What do Mircea Eliade and Brigitte Bardot have in common? is a question anyone with a little bit of time and a little bit of imagination can answer, because it is obscure and unimportant so you can make up anything you want for the sake of conversation. And it's the kind of thing you could easily talk about at 42 degrees celsius. Especially inside your head, using different voices and maybe even different accents. But how B.B. and M.E. visited me on the same day to deliver an important message is something else. Or wait, no, it's just what I said above.
B.B. says/sings that she has a lover during the day and a husband during the night and then she exchanged the lover for a husband and got a new lover and so on and then it stops cause she's not in the mood to take another lover in the meantime (because eventually she gets old and cares more about stray dogs and their rescue and maybe putting ribbons in her hair and lots of make-up on).
J'ai pris l'amant pour mari
Et un amant pour amant
Qui deviendra mon mari
Aussi longtemps
Que je n'aurai pas envie
De prendre un nouvel amant
Qui remplacera mon mari
En attendant
It's deep french pop sailing in shallow waters.
Now M.E.. Some hours before this song came into my ears I was re-reading M.E.'s Noaptea de Sanziene, where Stefan, who wants to live outside time (with a capital T) doesn't understand why he has fallen in love with Ileana while he loved his wife, Ioana.
Where can such love go?
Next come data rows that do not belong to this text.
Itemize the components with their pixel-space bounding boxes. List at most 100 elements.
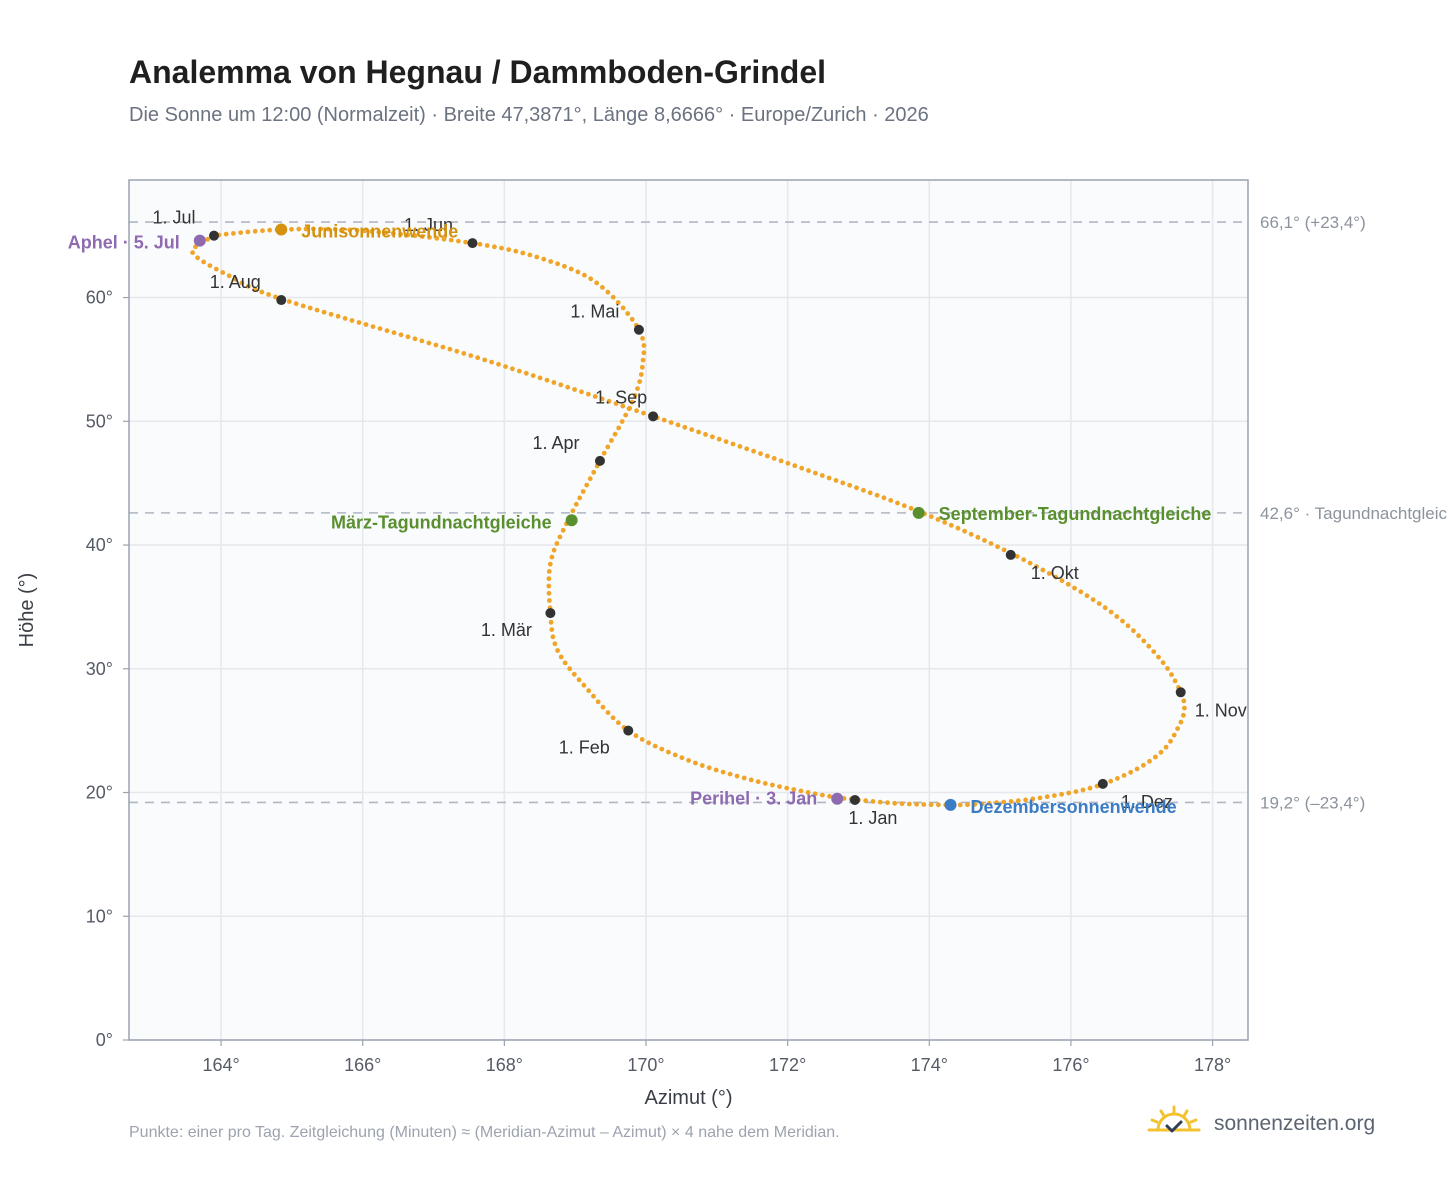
daily-point	[190, 250, 196, 256]
daily-point	[870, 799, 876, 804]
daily-point	[914, 801, 919, 807]
daily-point	[558, 382, 564, 388]
plot-frame	[128, 179, 1249, 1041]
daily-point	[584, 482, 590, 488]
daily-point	[573, 501, 579, 507]
x-tick-label: 170°	[627, 1055, 664, 1075]
daily-point	[827, 793, 832, 799]
daily-point	[1172, 678, 1178, 684]
daily-point	[741, 775, 747, 781]
daily-point	[307, 305, 313, 311]
y-tick-label: 50°	[86, 411, 113, 431]
daily-point	[928, 802, 934, 808]
daily-point	[1015, 798, 1021, 804]
month-marker	[648, 411, 659, 422]
daily-point	[975, 534, 981, 540]
month-label: 1. Jan	[848, 808, 897, 828]
daily-point	[1030, 796, 1036, 802]
brand-name[interactable]: sonnenzeiten.org	[1214, 1112, 1376, 1135]
daily-point	[534, 254, 540, 260]
daily-point	[820, 792, 825, 798]
daily-point	[267, 227, 273, 233]
daily-point	[207, 263, 213, 268]
event-marker	[565, 514, 578, 527]
daily-point	[686, 758, 691, 763]
daily-point	[293, 301, 299, 307]
daily-point	[620, 403, 626, 409]
daily-point	[616, 720, 621, 726]
month-label: 1. Sep	[595, 387, 647, 407]
plot-area	[129, 180, 1248, 1040]
x-tick-label: 168°	[486, 1055, 523, 1075]
daily-point	[260, 228, 265, 234]
daily-point	[587, 476, 593, 482]
daily-point	[716, 436, 722, 442]
daily-point	[577, 495, 583, 501]
daily-point	[1037, 795, 1043, 801]
daily-point	[885, 800, 890, 806]
daily-point	[785, 460, 791, 466]
daily-point	[567, 666, 573, 672]
daily-point	[588, 276, 594, 282]
daily-point	[440, 344, 446, 350]
daily-point	[1066, 790, 1072, 796]
daily-point	[1121, 773, 1127, 778]
daily-point	[220, 270, 226, 275]
daily-point	[1114, 614, 1120, 619]
daily-point	[1027, 560, 1033, 566]
x-tick-label: 164°	[202, 1055, 239, 1075]
daily-point	[632, 393, 638, 398]
daily-point	[252, 286, 258, 292]
daily-point	[1160, 660, 1166, 666]
daily-point	[231, 231, 236, 236]
daily-point	[572, 387, 577, 392]
daily-point	[791, 787, 797, 792]
daily-point	[499, 245, 504, 251]
daily-point	[921, 802, 927, 807]
daily-point	[936, 802, 941, 808]
daily-point	[1131, 628, 1136, 634]
month-markers: 1. Jan 1. Feb 1. Mär 1. Apr 1. Mai 1. Jun 1. J…	[152, 208, 1246, 828]
x-tick-label: 176°	[1052, 1055, 1089, 1075]
daily-point	[840, 480, 846, 486]
month-marker	[1005, 549, 1016, 560]
daily-point	[955, 525, 961, 531]
event-marker	[912, 506, 925, 519]
daily-point	[982, 538, 987, 543]
event-markers: Junisonnenwende März-Tagundnachtgleiche Se…	[68, 221, 1212, 816]
daily-point	[610, 294, 616, 300]
daily-point	[456, 238, 461, 244]
daily-point	[600, 285, 605, 290]
daily-point	[1182, 705, 1187, 711]
daily-point	[477, 241, 483, 247]
sun-check-logo-icon	[1147, 1105, 1201, 1133]
daily-point	[558, 654, 564, 660]
daily-point	[706, 765, 712, 771]
daily-point	[537, 375, 543, 381]
daily-point	[620, 305, 626, 311]
daily-point	[555, 261, 560, 267]
daily-point	[1147, 758, 1152, 764]
daily-point	[223, 231, 229, 237]
daily-point	[888, 498, 894, 503]
daily-point	[259, 289, 265, 295]
daily-point	[833, 478, 839, 483]
daily-point	[286, 299, 292, 304]
month-label: 1. Mai	[570, 302, 619, 322]
daily-point	[867, 490, 873, 496]
daily-point	[595, 699, 601, 705]
y-axis-label: Höhe (°)	[16, 573, 38, 648]
daily-point	[616, 425, 622, 431]
daily-point	[629, 399, 635, 405]
daily-point	[935, 517, 941, 522]
daily-point	[377, 326, 383, 331]
daily-point	[606, 398, 612, 404]
daily-point	[1181, 698, 1187, 704]
month-marker	[623, 725, 634, 736]
daily-point	[682, 424, 688, 430]
daily-point	[551, 547, 557, 553]
daily-point	[405, 232, 411, 238]
brand[interactable]: sonnenzeiten.org	[1146, 1104, 1375, 1144]
daily-point	[1059, 791, 1064, 797]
Anna Karenina, Tristan and Isolda? It would be too sad. A love that replaces another, an adultery that would be just like any other, born from Time, eroded by Time, destined to death, like any creature born out of death that returns into death. If I can't love one the same way I love the other one, what's the point of this new love? Why did I meet Ileana? Why did I fall in love with her? I've always loved Ioana; from the moment I saw her I understood that I've always loved her, that this love was destined to me. Then why did I fall in love with another? Only to sleep with her? If this new, unexpected, unsolicited love would only lead to replacing Ioana with Ileana then it would make no sense.
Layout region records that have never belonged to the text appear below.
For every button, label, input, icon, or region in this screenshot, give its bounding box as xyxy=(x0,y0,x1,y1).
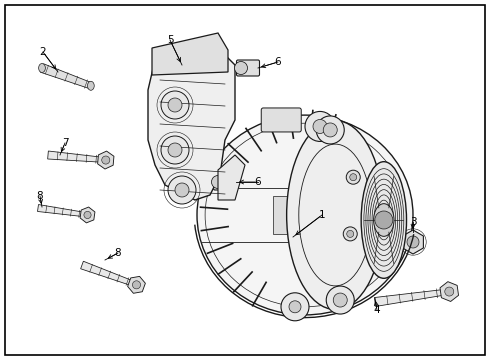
Ellipse shape xyxy=(361,162,407,278)
Polygon shape xyxy=(152,33,228,75)
Ellipse shape xyxy=(374,204,394,236)
Text: 8: 8 xyxy=(37,191,43,201)
Text: 4: 4 xyxy=(374,305,380,315)
Circle shape xyxy=(316,116,344,144)
Circle shape xyxy=(102,156,110,164)
Bar xyxy=(333,195,352,234)
FancyBboxPatch shape xyxy=(261,108,301,132)
Circle shape xyxy=(168,176,196,204)
Ellipse shape xyxy=(235,62,247,75)
Circle shape xyxy=(168,143,182,157)
Polygon shape xyxy=(38,204,88,217)
Polygon shape xyxy=(440,282,459,301)
FancyBboxPatch shape xyxy=(237,60,260,76)
Circle shape xyxy=(84,211,91,219)
Polygon shape xyxy=(80,207,95,223)
Circle shape xyxy=(289,301,301,313)
Polygon shape xyxy=(41,64,92,89)
Circle shape xyxy=(175,183,189,197)
Text: 3: 3 xyxy=(410,217,416,227)
Polygon shape xyxy=(81,261,137,287)
Text: 2: 2 xyxy=(40,47,47,57)
Circle shape xyxy=(281,293,309,321)
Circle shape xyxy=(350,174,357,181)
Polygon shape xyxy=(98,151,114,169)
Ellipse shape xyxy=(197,115,413,315)
Ellipse shape xyxy=(88,81,94,90)
Text: 7: 7 xyxy=(62,138,68,148)
Text: 6: 6 xyxy=(255,177,261,187)
Circle shape xyxy=(305,112,335,141)
Circle shape xyxy=(161,91,189,119)
Text: 6: 6 xyxy=(275,57,281,67)
Circle shape xyxy=(323,123,337,137)
Circle shape xyxy=(132,281,141,289)
Circle shape xyxy=(343,227,357,241)
Polygon shape xyxy=(403,230,423,254)
Ellipse shape xyxy=(39,63,46,72)
Circle shape xyxy=(313,120,327,134)
Text: 8: 8 xyxy=(115,248,122,258)
Polygon shape xyxy=(218,155,245,200)
Polygon shape xyxy=(127,276,146,293)
Text: 5: 5 xyxy=(167,35,173,45)
Circle shape xyxy=(347,230,354,237)
Polygon shape xyxy=(148,45,235,200)
Circle shape xyxy=(168,98,182,112)
Circle shape xyxy=(333,293,347,307)
Circle shape xyxy=(407,236,419,248)
Bar xyxy=(272,195,292,234)
Polygon shape xyxy=(374,289,450,306)
Ellipse shape xyxy=(212,175,224,189)
Circle shape xyxy=(346,170,360,184)
Text: 1: 1 xyxy=(318,210,325,220)
Circle shape xyxy=(445,287,454,296)
Circle shape xyxy=(375,211,393,229)
Bar xyxy=(303,195,322,234)
Ellipse shape xyxy=(287,121,384,310)
Circle shape xyxy=(326,286,354,314)
FancyBboxPatch shape xyxy=(214,174,237,190)
Polygon shape xyxy=(48,151,106,162)
Circle shape xyxy=(161,136,189,164)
And on the dusty train platform, looking at the people running like mad to get on the train that wouldn't leave for another 15 minutes, this idea that we only replace one love with another, mechanically, meaninglessly, brainlessly (but not without hope), seemed extremely revolutionary, even intelligent. I don't consider it such anymore, however, it's the kind of awakening that can never come post-priori simply because we give too much meaning to our actions and attractions.
Who cares.
That is, Dr. Who cares.
(cause he has two hearts and is a time traveller).